3. Aktive Hilfe zur Problembewältigung: Dem Patienten wird aktiv dabei geholfen, die Zustände, Schwierigkeiten, Probleme, unter denen er leidet, besser zu bewältigen. Auch wenn es für manche Kritiker der analytischen Psychotherapieformen so aussehen mag, dass dieser Wirkfaktor die zentrale Domäne der > Verhaltenstherapie ist, so finden sich doch die wesentlichen Aspekte dieses Faktors auch in der Psychoanalyse und der Analytischen Psychologie. Natürlich geht es dort immer auch um eine bessere Bewältigung aktueller Lebenssituationen, allerdings mit der Unterstützung durch ein Verständnis bisher unbewusst ablaufender Motive und Widerstände, die eine bessere Konfliktlösung bisher verhindert haben und unter Einbezug schöpferischer Lösungsansätze aus dem Unbewussten.
4. Therapeutische Klärung: Unter der Klärungsperspektive geht es darum, dass der Therapeut dem Patienten dabei hilft, sich über die Bedeutung seines Erlebens und Verhaltens in Hinblick auf seine bewussten und unbewussten Ziele klar zu werden. K. Grawe ist der Auffassung, dass „einsichtsorientierte“ und „übende“ Verfahren, „aufdeckende“ und „zudeckende“ Therapieformen nicht einander ausschließend gegenübergestellt, sondern miteinander verbunden werden sollten. Die Trennung dieser Aspekte liegt für ihn nicht in der Sache begründet, sondern sei eine Auswirkung der mangelhaften Reichweite der zugrunde liegenden therapeutischen Ursprungstheorien. Am wirksamsten ist für ihn Psychotherapie dann, wenn alle Wirkfaktoren in Abstimmung auf den jeweiligen Patienten und dessen Symptomatik in Betracht gezogen und systematisch genutzt werden können.
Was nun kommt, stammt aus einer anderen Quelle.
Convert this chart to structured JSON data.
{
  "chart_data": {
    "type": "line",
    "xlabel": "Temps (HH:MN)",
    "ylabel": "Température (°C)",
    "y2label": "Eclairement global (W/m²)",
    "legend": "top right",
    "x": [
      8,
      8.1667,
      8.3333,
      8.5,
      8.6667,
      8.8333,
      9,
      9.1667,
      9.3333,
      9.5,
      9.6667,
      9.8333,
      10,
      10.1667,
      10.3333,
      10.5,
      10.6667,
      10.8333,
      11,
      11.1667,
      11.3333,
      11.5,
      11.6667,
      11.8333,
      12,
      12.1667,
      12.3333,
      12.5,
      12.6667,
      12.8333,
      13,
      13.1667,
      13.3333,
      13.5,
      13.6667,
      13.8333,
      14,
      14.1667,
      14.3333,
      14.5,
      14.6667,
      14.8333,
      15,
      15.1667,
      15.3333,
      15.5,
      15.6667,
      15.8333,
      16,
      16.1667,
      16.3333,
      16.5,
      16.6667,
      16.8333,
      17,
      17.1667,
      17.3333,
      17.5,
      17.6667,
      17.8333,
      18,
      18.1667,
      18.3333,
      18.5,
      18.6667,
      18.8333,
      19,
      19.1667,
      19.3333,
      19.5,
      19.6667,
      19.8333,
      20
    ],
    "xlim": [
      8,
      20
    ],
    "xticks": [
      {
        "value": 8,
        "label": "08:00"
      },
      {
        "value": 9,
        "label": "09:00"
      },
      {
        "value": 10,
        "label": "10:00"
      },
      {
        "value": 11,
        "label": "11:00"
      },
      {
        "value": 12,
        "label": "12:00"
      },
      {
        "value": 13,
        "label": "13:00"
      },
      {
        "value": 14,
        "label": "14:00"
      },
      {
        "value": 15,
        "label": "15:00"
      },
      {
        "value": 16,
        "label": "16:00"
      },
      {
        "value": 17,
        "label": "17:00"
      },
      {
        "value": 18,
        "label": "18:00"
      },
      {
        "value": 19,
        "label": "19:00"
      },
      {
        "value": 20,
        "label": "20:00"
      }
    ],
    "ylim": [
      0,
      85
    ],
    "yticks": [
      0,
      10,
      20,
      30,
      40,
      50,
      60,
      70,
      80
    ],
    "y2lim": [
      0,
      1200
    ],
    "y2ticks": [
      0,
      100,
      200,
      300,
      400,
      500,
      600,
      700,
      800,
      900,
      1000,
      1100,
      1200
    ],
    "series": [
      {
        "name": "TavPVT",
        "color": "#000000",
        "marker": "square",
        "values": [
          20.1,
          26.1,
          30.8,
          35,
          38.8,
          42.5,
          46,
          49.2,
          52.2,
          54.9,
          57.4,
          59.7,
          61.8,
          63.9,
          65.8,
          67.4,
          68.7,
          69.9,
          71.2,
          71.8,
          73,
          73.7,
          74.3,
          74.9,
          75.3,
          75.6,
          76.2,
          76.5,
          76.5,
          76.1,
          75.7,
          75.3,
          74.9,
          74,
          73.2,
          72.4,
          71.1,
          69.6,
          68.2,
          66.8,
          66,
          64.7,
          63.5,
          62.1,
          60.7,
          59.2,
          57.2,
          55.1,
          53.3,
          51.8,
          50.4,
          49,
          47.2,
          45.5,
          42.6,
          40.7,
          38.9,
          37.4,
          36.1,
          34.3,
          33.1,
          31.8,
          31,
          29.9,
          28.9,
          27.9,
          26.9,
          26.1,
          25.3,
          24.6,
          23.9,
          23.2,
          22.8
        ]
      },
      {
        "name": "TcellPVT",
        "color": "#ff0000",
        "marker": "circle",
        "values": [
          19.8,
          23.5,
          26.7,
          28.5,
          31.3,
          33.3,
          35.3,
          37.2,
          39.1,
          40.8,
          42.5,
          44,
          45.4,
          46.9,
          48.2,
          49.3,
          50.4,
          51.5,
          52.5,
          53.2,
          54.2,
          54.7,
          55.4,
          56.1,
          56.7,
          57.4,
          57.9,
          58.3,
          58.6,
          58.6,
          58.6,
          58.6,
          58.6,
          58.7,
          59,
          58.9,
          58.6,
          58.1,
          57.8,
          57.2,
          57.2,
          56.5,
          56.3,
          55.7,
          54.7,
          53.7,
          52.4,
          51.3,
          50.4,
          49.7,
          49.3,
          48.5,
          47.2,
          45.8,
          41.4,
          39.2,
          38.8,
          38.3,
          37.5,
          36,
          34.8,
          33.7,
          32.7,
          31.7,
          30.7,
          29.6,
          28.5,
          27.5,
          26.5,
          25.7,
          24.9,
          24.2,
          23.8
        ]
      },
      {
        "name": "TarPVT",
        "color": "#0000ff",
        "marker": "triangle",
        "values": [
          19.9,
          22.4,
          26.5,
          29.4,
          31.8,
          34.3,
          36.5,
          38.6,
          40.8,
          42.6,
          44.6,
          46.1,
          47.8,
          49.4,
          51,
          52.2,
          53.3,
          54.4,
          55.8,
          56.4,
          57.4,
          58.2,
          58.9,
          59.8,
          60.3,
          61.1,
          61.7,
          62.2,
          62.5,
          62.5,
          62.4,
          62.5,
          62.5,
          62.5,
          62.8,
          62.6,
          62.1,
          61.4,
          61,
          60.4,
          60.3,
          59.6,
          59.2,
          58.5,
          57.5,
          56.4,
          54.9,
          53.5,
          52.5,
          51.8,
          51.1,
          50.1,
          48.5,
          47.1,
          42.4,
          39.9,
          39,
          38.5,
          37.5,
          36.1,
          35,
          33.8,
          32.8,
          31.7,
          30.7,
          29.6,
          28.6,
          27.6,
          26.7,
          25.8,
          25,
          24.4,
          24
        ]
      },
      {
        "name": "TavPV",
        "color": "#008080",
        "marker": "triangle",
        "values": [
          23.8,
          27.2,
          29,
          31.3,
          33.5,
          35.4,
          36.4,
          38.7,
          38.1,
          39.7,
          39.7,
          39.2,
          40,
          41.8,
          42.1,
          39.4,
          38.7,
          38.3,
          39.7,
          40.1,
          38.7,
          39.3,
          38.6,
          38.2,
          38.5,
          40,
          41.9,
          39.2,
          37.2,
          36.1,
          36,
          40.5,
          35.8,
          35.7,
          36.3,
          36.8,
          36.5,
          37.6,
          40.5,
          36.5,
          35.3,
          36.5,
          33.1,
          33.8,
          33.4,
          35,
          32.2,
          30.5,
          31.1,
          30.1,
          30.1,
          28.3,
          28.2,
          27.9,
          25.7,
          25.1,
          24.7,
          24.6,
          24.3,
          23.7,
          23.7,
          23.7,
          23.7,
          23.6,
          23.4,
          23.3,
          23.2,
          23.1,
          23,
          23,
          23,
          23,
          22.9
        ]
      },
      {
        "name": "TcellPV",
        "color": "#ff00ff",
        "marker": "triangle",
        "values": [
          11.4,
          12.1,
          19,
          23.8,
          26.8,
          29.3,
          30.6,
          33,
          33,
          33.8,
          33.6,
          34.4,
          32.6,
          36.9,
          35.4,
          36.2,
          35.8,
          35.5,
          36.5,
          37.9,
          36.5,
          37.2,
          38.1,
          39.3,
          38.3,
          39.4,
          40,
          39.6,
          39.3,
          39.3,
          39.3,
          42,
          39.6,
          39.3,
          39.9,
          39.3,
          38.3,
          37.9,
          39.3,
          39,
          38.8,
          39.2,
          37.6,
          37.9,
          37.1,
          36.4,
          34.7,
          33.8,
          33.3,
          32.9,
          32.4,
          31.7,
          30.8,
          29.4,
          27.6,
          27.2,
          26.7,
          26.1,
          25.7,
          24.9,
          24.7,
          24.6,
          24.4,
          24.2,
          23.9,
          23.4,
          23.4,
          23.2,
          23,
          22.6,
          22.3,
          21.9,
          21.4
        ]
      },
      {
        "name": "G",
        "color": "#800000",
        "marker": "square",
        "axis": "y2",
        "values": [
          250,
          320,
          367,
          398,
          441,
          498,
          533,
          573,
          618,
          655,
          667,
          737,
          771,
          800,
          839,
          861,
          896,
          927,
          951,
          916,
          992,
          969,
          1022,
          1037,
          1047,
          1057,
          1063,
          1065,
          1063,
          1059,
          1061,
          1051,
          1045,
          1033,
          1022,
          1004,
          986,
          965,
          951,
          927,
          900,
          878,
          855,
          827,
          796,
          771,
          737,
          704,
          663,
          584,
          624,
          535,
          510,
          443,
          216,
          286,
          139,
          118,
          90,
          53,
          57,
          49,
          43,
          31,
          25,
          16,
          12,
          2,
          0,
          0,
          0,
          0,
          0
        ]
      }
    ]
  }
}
Die therapeutische Klärung ist ebenfalls ein zentraler Bestandteil der analytischen Therapieformen unter dem Stichwort: Deuten (> Deutung) mit dem Ziel, „Unbewusstes bewusst zu machen“, wobei sich dieses Unbewusste nicht vor allem auf die Kindheit und Vergangenheit richten muss, sondern auch auf aktuell gegebene Konflikte, Werte, Einstellungen und Beziehungsmuster, die dem Betreffenden in der Gegenwart nicht bewusst sind.
Obwohl K. Grawe an manchen Stellen die Analytische Psychologie wegen fehlender experimentell-wissenschaftlicher Untersuchungen kritisiert hat, zeigen diese vier Wirkfaktoren eine deutliche Nähe seines integrativen Modells zu den therapeutischen Ansätzen der Analytischen Psychologie und unterstützen sie.
Literatur: Grawe, K. (1994 a): Was sind die wirklich wirksamen Ingredienzen der Psychotherapie?; Grawe, K. (1998): Psychologische Therapie; Wagner, R. F., Becker, P. (1999): Allgemeine Psychotherapie.